The reason I capped it at 120s was so that if I do hit a race, you don't 
break everything forever. Only for 2 minutes :).

>
>>
>> Alex
>>
>>
>>>                    }
>>>
>>> -                if (diff < INT64_MAX) {
>>> -                    uint64_t ns = diff * gt_cntfrq_period_ns(arm_cpu);
>>> -                    struct timespec *ts = &cpu->hvf->ts;
>>> -
>>> -                    *ts = (struct timespec){
>>> -                        .tv_sec = ns / NANOSECONDS_PER_SECOND,
>>> -                        .tv_nsec = ns % NANOSECONDS_PER_SECOND,
>>> -                    };
>>> -
>>> -                    /*
>>> -                     * Waking up easily takes 1ms, don't go to sleep for smaller
>>> -                     * time periods than 2ms.
>>> -                     */
>>> -                    if (!ts->tv_sec && (ts->tv_nsec < (SCALE_MS * 2))) {
>>
>> I put this logic here on purpose. A pselect(1 ns) easily takes 1-2ms to
>> return. Without logic like this, super short WFIs will hurt performance
>> quite badly.
> I don't think that's accurate. According to this benchmark it's a few
> hundred nanoseconds at most.
>
> pcc@pac-mini /tmp> cat pselect.c
> #include <signal.h>
> #include <sys/select.h>
>
> int main() {
>    sigset_t mask, orig_mask;
>    pthread_sigmask(SIG_SETMASK, 0, &mask);
>    sigaddset(&mask, SIGUSR1);
>    pthread_sigmask(SIG_SETMASK, &mask, &orig_mask);
>
>    for (int i = 0; i != 1000000; ++i) {
>      struct timespec ts = { 0, 1 };
>      pselect(0, 0, 0, 0, &ts, &orig_mask);
>    }
> }
> pcc@pac-mini /tmp> time ./pselect
>
> ________________________________________________________
> Executed in  179.87 millis    fish           external
>     usr time   77.68 millis   57.00 micros   77.62 millis
>     sys time  101.37 millis  852.00 micros  100.52 millis
>
> Besides, all that you're really saving here is the single pselect
> call. There are no doubt more expensive syscalls involved in exiting
> and entering the VCPU that would dominate here.
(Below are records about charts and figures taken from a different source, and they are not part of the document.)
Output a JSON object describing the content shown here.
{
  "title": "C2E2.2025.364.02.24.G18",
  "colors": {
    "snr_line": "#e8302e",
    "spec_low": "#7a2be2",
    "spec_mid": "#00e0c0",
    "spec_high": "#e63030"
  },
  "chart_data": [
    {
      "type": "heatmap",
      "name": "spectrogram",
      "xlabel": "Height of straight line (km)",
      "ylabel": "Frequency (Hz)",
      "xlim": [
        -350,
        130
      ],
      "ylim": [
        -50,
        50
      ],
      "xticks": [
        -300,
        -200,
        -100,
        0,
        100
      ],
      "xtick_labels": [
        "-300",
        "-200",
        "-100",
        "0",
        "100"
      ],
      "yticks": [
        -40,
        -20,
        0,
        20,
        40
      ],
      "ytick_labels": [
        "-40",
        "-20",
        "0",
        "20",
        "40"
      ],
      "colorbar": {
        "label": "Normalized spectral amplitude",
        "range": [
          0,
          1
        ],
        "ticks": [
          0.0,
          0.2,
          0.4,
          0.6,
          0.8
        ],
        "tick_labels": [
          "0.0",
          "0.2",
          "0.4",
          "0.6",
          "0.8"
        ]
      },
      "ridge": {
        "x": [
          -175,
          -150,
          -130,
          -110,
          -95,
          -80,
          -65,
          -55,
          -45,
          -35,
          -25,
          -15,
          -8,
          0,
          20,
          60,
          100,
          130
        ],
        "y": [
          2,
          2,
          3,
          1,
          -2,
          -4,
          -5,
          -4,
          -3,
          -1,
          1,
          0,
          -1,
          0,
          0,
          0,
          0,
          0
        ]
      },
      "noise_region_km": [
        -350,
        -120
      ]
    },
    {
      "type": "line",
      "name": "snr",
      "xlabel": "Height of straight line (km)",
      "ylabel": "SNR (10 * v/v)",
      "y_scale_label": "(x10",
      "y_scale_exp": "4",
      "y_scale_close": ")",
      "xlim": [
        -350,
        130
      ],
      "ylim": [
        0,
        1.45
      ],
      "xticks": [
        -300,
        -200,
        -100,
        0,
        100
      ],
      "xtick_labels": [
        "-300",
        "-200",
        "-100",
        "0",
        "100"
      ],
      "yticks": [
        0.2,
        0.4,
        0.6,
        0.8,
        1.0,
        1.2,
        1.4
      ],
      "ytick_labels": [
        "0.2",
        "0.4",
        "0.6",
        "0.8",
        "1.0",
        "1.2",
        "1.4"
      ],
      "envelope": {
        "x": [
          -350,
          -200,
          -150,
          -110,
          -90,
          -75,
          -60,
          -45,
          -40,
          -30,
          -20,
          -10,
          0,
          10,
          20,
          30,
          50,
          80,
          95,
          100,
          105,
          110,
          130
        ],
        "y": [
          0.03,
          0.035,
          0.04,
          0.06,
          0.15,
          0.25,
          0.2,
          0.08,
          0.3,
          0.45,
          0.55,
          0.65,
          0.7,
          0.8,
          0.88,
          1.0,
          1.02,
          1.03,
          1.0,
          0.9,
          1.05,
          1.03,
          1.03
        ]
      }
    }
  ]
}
I would expect that such a super low ts value has a short-circuit path 
in the kernel as well. Where things start to fall apart is when you're 
at a threshold where rescheduling might be ok, but then you need to take 
all of the additional task switch overhead into account. Try to adapt 
your test code a bit:

#include <signal.h>
#include <sys/select.h>

int main() {
   sigset_t mask, orig_mask;
   pthread_sigmask(SIG_SETMASK, 0, &mask);
   sigaddset(&mask, SIGUSR1);
   pthread_sigmask(SIG_SETMASK, &mask, &orig_mask);

   for (int i = 0; i != 10000; ++i) {
#define SCALE_MS 1000000
     struct timespec ts = { 0, SCALE_MS / 10 };
     pselect(0, 0, 0, 0, &ts, &orig_mask);
   }
}

% time ./pselect
./pselect  0.00s user 0.01s system 1% cpu 1.282 total

You're suddenly seeing 300µs overhead per pselect call then. When I 
measured actual enter/exit times in QEMU, I saw much bigger differences 
between "time I want to sleep for" and "time I did sleep" even when just 
capturing the virtual time before and after the nanosleep/pselect call.

Alex